A verdade é que tenho me dedicado e me perdido já há muito tempo em filosofias e significados, em entendimentos do mundo que não me apareciam em nenhuma das disciplinas que me eram oferecidas no grande menu da academia. Em tudo havia distrações e complicações que julgava serem desnecessárias. Correndo o risco de soar um tanto convencido, conseguia extrair das aulas pequenas peças fundamentais, em meio aos mares de conteúdo inútil, de distrações, e de fato montar meu próprio entendimento. Meus colegas me pareciam perder-se por caminhos bizarros, construídos sobre plantas deturpadas pelos traumas do colégio, com as pedras fornecidas pela tal academia, insuportavelmente infladas por seu próprio senso de importância.

Eu sei, parece arrogante. Nada além de usar palavras bonitas para falar das dificuldades alheias. Mas que eu não me engane, essa arrogância já me incomodava na ocasião. Em verdade, sempre me incomodou, e por isso eu sempre deixei muita coisa sem dizer. Desde a escola, quando me elogiavam a inteligência, me vinha uma vergonha absoluta por sentir que não era mérito meu.
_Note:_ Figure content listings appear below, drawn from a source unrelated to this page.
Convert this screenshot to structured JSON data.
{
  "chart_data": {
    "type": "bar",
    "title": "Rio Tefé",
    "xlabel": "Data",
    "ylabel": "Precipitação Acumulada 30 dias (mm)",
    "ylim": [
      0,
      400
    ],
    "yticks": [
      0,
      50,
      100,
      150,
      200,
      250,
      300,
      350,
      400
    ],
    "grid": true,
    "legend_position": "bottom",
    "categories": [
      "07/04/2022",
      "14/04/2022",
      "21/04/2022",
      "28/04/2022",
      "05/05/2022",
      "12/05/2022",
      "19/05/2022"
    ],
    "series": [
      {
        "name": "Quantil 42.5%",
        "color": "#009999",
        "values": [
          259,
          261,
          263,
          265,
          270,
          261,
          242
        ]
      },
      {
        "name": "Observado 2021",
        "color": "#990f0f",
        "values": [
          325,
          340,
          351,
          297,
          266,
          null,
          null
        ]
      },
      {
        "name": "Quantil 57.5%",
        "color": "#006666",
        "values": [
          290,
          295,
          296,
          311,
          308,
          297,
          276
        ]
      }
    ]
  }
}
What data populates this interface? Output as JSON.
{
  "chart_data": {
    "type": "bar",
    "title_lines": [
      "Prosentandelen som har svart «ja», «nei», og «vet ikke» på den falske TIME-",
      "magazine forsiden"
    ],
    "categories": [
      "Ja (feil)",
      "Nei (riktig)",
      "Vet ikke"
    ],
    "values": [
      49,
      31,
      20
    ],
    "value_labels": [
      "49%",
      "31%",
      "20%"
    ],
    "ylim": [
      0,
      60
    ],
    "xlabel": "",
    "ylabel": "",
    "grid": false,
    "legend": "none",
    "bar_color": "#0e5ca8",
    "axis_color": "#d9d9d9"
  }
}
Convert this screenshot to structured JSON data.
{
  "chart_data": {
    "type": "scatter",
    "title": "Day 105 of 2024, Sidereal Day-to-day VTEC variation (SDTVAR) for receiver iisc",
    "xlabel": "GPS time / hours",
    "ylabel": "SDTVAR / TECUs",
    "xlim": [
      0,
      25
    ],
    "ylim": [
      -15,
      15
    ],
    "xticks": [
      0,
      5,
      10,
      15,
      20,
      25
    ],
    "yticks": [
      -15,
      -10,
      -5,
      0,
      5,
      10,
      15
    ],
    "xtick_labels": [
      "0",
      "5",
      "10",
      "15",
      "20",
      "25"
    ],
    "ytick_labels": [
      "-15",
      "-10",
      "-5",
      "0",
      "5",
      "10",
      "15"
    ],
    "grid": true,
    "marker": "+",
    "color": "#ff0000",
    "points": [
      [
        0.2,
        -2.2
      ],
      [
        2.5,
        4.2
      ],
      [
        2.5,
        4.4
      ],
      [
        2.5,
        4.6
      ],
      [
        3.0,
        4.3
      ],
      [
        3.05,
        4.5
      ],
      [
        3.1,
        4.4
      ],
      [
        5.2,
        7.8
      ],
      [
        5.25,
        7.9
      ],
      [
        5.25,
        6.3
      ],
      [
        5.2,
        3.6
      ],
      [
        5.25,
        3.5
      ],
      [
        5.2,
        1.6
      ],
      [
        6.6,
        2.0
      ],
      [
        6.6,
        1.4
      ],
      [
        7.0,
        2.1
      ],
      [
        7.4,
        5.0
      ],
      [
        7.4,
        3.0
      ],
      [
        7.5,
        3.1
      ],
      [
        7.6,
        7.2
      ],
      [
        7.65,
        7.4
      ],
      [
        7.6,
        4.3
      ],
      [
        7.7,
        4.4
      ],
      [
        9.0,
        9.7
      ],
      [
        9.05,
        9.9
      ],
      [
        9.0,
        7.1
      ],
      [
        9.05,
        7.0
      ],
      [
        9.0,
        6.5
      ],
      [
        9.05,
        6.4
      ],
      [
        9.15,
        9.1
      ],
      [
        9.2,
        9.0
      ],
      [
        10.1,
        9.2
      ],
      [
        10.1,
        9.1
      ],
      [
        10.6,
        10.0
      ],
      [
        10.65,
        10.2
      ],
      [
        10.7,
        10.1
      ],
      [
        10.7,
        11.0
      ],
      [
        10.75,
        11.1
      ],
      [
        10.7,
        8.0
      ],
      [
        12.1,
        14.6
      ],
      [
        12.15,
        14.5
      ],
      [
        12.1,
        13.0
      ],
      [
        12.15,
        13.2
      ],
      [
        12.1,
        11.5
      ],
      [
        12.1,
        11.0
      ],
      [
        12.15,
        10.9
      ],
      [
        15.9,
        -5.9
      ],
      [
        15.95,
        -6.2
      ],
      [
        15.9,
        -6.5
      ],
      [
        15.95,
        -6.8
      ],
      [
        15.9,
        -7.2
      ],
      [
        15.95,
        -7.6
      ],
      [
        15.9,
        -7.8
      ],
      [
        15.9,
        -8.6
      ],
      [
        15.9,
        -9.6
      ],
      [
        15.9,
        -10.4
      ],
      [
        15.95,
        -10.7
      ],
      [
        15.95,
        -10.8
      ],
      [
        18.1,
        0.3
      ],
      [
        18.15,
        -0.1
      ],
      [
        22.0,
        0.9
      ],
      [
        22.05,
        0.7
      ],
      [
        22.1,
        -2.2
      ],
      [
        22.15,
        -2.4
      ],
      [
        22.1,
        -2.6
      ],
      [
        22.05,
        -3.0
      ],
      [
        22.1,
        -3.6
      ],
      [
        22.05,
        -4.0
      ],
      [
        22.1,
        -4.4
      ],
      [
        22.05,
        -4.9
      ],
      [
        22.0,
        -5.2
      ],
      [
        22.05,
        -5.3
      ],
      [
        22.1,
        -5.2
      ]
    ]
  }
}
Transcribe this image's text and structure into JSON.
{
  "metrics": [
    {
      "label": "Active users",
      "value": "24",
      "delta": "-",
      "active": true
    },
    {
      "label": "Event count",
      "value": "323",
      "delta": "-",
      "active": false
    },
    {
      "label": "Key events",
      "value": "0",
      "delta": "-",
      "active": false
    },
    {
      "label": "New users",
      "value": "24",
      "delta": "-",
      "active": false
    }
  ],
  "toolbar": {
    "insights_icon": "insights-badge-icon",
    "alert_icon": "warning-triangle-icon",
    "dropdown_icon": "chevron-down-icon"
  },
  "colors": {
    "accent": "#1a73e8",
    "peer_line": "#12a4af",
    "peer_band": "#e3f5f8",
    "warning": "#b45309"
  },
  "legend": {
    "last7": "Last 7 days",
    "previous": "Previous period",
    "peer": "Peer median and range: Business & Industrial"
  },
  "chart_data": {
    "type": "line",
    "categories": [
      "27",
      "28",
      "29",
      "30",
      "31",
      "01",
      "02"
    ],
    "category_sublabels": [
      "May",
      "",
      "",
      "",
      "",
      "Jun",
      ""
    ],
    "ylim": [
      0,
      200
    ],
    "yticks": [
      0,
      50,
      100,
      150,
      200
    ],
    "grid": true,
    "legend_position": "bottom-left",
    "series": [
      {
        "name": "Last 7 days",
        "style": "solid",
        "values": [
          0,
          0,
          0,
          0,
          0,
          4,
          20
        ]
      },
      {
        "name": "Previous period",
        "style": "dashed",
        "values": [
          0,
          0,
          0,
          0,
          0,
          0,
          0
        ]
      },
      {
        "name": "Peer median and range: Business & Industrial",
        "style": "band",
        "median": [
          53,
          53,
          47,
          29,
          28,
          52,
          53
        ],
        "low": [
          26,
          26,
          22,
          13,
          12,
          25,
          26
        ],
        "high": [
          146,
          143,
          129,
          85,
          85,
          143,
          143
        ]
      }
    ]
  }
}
Que era tudo, em verdade, muito mais fácil do que as pessoas imaginavam. Elas só estavam olhando pelo lado errado. Tinha um caminho muito mais simples, um entendimento muito mais intuitivo sobre todas as coisas do mundo, que não estava nos livros nem nas aulas, mas na observação do próprio conhecimento.

Mas como dizer que esse entendimento, essa simplificação, depende da aplicação de todas as matérias, de todas as lógicas e de todos os significados uns sobre os outros? Que a maior barreira que eu vejo no entendimento do mundo pelos homens se dá na fragmentação de seu próprio saber. Na recusa de entender que todos os nossos sistemas de compreensão são apenas isso, sistemas lógicos. Mesmo as tais ciências humanas são nada além de jogos racionais sobre símbolos encontrados e consolidados pelo homem. Como dizer que deveriamos estar olhando para as formas do próprio saber, e não para o seu conteúdo? É como dizer "Isso aqui é muito simples, basta que você saiba todo o resto, que esse pedaço praticamente se deduz sozinho". Como não soar completamente maluco?

Para aquele garoto de - quantos anos? Quando foi que isso começou? - enfim, para aquele garoto isso era impossível. Faltavam-lhe as palavras. Faltava talvez um pouco de coragem. A força de vontade para superar o receio de soar arrogante. Sempre um ano mais novo que todos a minha volta, quem era eu pra dizer-lhes como pensar?

;

Quando, saído da física, quis dar meus primeiros passos rumo a uma tal arte, contei a meu pai sobre algumas das coisas que me passavam pela cabeça, a respeito do mundo, dos homens, e das relações entre as pessoas. Pouco tempo de conversa, sem conseguir convencê-lo de fato de nada, ele diz: "É, acho que não existe meio de realmente dizer o que você quer dizer, que não através da arte". Não dá pra dizer que não foi um pouco decepcionante. Falava do mundo com tamanha convicção, tinha tanta certeza de que minhas idéias eram claras como a água, que esperava que ao menos meu pai pudesse ver ali todo o tamanho que eu queria enxergar. Descobriria logo que essa seria só uma primeira experiência de frustração, frente às dificuldades de se fazer entender ao mundo e aos outros. Por outro lado foi também um aval, distante e categórico, como havia de ser vindo de meu pai, mas ainda assim um aval. Um sinal verde, um indício de que estaria enfim nalgum caminho.

;

Ano passado mergulhei de cabeça no que tinha, em pensamento, como arte. Escrevi meu primeiro poema, que viria a ser um guia interessante durante muito tempo, talvez até hoje. Desenvolveram-se em minha cabeça e em alguns rascunhos, de uma forma curiosamente expontânea, as formas gerais de uma história em quadrinhos, que, acreditava, seria meu primeiro feito artístico. Os personagens e as tramas, entretanto, a medida que se desenvolviam, pareciam-me importantes demais. Revelavam-me, sem palavras, uma aura de sentido que eu não sabia explicar.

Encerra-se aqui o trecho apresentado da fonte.